In singletons with hyperthyroidism as well as in same-sex dizygous twin pairs discordant for hyperthyroidism, the risk of mortality is increased, independent of any medical conditions documented before the diagnosis of hyperthyroidism was made. In contrast, mortality in same-sex monozygous twins discordant for hyperthyroidism may be more influenced by genetic factors.


One might question the validity of lumping twins with Graves’ disease together with twins with toxic nodular goiter, because of the well-recognized genetic component of Graves’ disease. It therefore is worth noting that Swedish patients hospitalized with toxic nodular goiter were found to have twice the risk of having a sibling who also had toxic nodular goiter, versus the risk of patients hospitalized with Graves’ having a sibling with Graves’ disease, although the number with toxic nodular goiter was much smaller than the number with Graves’ disease (1). Over the 31 years that the Danish data were being recorded, methods of testing, diagnostic criteria, and therapies for many diseases improved, and some of the death codes used and the individuals who performed the coding underwent changes. Furthermore, the relative frequency of different causes of hyperthyroidism in Denmark also changed, since dietary iodine levels and the relative incidence of Graves’ disease versus toxic nodules underwent major shifts during the period of the study. In addition, subacute hyperthyroidism and transient hyperthyroidism due to thyroiditis became better recognized. Another issue is the possibility that hyperthyroidism was induced in patients with preexisting cardiovascular conditions when iodine-containing drugs or contrast agents were administered.

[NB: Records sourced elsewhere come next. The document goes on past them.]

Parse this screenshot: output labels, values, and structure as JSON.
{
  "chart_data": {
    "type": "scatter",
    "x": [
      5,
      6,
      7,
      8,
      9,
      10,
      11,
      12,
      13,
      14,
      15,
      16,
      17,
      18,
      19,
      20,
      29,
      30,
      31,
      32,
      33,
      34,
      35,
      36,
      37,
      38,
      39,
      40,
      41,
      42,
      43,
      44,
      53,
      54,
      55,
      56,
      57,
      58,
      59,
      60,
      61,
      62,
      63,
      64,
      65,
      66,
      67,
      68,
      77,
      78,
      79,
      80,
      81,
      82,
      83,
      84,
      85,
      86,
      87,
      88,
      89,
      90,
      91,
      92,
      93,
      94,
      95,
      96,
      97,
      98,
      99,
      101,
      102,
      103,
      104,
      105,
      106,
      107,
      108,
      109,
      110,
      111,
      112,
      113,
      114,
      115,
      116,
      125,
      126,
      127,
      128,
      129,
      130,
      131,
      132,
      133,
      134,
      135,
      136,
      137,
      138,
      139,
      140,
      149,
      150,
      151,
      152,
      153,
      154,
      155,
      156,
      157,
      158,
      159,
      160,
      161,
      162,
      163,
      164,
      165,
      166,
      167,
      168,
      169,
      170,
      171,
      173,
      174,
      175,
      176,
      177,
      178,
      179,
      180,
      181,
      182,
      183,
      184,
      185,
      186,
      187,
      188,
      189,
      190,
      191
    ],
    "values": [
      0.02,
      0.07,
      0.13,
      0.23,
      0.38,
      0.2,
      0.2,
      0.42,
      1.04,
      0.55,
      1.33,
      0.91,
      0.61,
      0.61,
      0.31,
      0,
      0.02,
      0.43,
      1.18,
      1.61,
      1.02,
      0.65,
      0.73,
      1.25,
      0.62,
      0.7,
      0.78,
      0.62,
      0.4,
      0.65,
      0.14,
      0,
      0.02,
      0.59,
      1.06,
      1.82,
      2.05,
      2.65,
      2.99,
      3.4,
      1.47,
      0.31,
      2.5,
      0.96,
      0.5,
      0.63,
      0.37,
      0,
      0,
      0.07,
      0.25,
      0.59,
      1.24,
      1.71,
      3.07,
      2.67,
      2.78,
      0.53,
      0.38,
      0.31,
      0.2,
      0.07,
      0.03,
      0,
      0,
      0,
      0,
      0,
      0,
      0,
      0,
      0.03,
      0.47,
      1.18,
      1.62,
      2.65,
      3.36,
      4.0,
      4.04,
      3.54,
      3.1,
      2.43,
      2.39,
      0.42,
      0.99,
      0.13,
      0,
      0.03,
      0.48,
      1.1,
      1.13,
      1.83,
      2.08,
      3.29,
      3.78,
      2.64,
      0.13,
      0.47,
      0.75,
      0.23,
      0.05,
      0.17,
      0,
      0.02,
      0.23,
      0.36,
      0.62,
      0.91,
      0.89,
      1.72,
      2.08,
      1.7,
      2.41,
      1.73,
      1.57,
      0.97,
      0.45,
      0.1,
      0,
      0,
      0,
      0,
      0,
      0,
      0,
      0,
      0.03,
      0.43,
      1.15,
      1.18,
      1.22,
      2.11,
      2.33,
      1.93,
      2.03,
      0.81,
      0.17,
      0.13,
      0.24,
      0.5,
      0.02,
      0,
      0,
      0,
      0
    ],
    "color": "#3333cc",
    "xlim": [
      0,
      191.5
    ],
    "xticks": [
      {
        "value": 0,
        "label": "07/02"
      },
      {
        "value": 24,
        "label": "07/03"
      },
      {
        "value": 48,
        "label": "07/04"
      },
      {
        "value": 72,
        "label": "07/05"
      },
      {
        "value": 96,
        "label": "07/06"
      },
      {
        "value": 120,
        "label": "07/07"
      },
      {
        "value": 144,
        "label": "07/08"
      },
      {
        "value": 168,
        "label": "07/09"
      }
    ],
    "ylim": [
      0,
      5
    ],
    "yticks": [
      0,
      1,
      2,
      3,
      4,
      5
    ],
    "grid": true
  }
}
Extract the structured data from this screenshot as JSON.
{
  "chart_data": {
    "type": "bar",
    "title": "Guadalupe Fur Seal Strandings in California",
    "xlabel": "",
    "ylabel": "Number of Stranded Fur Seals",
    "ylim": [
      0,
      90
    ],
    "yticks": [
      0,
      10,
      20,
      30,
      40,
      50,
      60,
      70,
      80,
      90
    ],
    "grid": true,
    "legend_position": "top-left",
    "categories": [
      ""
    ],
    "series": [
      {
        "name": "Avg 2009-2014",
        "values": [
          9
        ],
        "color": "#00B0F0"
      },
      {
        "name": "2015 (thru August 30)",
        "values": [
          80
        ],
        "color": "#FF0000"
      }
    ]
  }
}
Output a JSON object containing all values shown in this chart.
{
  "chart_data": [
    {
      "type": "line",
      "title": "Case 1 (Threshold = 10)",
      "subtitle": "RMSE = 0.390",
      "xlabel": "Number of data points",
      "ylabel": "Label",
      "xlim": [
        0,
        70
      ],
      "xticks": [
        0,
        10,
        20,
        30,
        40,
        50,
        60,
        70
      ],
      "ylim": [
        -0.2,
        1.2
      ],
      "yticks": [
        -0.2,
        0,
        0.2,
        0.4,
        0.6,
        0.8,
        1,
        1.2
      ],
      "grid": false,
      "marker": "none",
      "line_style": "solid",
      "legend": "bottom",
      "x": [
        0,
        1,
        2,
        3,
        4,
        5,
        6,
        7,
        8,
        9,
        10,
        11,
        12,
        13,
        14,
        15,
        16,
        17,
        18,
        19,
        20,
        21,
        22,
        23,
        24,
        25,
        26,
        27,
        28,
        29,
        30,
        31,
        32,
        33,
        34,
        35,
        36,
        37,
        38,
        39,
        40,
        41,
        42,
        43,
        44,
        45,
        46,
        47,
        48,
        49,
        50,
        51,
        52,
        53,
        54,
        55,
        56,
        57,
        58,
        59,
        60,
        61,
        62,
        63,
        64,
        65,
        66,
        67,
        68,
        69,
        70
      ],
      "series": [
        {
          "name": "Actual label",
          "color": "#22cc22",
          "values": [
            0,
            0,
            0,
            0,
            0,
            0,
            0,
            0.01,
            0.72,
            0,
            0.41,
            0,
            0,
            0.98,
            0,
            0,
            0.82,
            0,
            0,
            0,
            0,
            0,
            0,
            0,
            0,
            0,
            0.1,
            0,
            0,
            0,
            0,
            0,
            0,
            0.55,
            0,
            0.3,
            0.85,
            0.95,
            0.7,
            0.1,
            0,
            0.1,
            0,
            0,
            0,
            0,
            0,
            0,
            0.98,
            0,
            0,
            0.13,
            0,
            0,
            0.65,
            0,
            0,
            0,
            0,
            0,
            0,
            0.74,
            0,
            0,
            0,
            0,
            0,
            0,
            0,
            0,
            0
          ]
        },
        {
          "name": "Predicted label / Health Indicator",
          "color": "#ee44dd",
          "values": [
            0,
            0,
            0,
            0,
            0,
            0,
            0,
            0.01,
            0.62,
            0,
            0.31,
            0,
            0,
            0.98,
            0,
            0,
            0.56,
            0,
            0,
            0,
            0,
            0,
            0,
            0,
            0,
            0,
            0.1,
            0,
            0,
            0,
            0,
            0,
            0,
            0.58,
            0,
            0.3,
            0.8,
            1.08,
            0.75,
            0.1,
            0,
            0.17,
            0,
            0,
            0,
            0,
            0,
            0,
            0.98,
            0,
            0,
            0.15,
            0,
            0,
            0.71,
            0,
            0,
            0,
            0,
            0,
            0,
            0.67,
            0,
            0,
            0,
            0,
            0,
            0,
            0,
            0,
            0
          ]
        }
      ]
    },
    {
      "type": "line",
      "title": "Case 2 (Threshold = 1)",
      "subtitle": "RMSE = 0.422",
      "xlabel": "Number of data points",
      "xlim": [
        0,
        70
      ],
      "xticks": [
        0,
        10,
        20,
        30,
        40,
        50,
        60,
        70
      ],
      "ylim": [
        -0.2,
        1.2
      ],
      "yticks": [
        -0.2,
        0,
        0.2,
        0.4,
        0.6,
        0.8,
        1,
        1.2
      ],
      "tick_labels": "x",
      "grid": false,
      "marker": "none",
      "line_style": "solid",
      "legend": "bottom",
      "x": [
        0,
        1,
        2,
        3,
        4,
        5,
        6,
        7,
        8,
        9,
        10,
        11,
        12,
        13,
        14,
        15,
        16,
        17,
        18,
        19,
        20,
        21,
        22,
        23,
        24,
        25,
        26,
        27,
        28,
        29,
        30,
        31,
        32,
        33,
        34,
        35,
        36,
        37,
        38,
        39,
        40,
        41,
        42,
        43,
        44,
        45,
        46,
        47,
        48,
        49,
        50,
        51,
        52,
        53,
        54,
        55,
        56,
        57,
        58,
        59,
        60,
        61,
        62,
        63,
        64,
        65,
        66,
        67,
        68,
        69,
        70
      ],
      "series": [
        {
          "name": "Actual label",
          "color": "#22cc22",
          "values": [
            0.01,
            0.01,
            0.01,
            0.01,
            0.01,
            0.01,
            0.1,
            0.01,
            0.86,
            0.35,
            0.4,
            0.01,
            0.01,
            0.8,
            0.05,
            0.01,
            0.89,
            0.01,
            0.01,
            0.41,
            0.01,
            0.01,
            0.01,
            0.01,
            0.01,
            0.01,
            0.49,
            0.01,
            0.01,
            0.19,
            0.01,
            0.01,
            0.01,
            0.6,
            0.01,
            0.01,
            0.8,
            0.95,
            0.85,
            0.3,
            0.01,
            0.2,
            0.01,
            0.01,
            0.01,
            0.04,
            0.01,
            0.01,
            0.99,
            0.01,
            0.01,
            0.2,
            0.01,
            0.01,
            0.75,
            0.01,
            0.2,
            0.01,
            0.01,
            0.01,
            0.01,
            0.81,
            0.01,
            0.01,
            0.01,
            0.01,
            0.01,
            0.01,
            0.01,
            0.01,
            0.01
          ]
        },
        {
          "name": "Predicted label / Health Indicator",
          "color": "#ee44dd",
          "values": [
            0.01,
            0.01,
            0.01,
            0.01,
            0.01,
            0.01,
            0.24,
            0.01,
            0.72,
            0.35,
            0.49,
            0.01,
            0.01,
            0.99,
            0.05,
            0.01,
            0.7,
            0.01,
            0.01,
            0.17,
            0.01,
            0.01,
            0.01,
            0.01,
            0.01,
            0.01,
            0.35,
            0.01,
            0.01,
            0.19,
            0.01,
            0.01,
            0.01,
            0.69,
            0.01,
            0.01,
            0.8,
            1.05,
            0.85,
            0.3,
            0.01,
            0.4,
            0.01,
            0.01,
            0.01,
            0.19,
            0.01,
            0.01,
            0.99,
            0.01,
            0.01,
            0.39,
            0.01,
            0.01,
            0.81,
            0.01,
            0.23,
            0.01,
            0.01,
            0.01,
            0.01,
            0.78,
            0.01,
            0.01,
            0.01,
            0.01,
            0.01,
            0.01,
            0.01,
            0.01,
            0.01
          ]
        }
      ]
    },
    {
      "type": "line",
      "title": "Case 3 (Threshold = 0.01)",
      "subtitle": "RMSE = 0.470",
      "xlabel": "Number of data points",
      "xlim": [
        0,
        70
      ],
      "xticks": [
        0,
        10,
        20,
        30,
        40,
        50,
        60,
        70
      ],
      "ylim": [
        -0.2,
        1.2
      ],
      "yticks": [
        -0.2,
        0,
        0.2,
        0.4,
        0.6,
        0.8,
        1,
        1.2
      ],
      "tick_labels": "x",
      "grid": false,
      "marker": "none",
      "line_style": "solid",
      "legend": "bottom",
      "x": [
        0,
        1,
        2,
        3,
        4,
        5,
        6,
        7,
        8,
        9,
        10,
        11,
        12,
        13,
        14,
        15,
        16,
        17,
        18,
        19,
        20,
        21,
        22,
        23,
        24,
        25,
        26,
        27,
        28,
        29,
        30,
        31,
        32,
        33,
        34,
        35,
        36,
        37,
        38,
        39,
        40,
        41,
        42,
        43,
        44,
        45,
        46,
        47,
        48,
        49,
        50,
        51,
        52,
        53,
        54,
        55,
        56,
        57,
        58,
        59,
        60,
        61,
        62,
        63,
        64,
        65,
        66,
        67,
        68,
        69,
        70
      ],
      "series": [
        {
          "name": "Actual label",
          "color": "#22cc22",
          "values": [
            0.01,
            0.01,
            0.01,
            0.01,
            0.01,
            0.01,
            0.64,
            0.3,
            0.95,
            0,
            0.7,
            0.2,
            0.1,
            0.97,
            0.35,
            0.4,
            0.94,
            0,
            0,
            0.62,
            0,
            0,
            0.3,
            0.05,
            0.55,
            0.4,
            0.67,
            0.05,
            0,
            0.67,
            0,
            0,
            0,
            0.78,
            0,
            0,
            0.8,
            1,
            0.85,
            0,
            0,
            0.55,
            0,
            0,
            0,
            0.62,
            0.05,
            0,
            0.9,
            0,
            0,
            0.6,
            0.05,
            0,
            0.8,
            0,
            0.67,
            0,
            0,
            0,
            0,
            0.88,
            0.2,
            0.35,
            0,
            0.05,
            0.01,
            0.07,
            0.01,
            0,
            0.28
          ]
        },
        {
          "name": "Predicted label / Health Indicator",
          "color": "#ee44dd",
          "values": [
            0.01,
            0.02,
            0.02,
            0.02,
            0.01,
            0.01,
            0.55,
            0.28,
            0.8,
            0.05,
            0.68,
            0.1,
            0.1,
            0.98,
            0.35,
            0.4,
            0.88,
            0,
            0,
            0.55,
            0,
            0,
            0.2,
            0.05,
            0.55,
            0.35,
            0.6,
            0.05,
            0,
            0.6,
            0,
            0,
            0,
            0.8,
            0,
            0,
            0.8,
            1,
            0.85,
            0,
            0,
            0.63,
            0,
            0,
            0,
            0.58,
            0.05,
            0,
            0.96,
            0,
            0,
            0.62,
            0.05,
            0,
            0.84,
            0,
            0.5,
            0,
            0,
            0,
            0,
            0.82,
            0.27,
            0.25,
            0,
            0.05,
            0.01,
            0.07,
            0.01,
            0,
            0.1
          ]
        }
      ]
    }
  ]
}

The assessment of comorbidities may also be incomplete, since some diseases known to be associated with hyperthyroidism, as well as some complications known to be produced by therapies for hyperthyroidism, might not have been noted in the Charlson score, as it is based on only 19 common diseases.

Information concerning thyroid-function tests, therapies used, the period between diagnosis and restoration of euthyroidism, recurrences, and so forth was not available. It might have been instructive to show the survival curves after hyperthyroidism was diagnosed, in view of earlier studies showing that the excess mortality after treatment with radioiodine occurred mostly in the first year (2), and also to look for possible time trends in the causes of mortality.

Notwithstanding these caveats, such studies are very difficult to do, and are important if we are to eventually understand why (and when) patients with hyperthyroidism are at increased risk of mortality.


  1. Hemminki K, Shu, X, Li X, Ji J, Sundquist K, Sundquist J. Familial risks for hospitalized Graves’ disease and goiter. Eur J Endocrinol 2009;161:623-9. Epub August 6, 2009; doi: 10.1530/EJE-09-0349.
  2. Franklyn JA, Maisonneuve P, Sheppard MC, Betteridge J, Boyle P. Mortality after the treatment of hyperthyroidism with radioactive iodine. N Engl J Med 1998;338:712-8.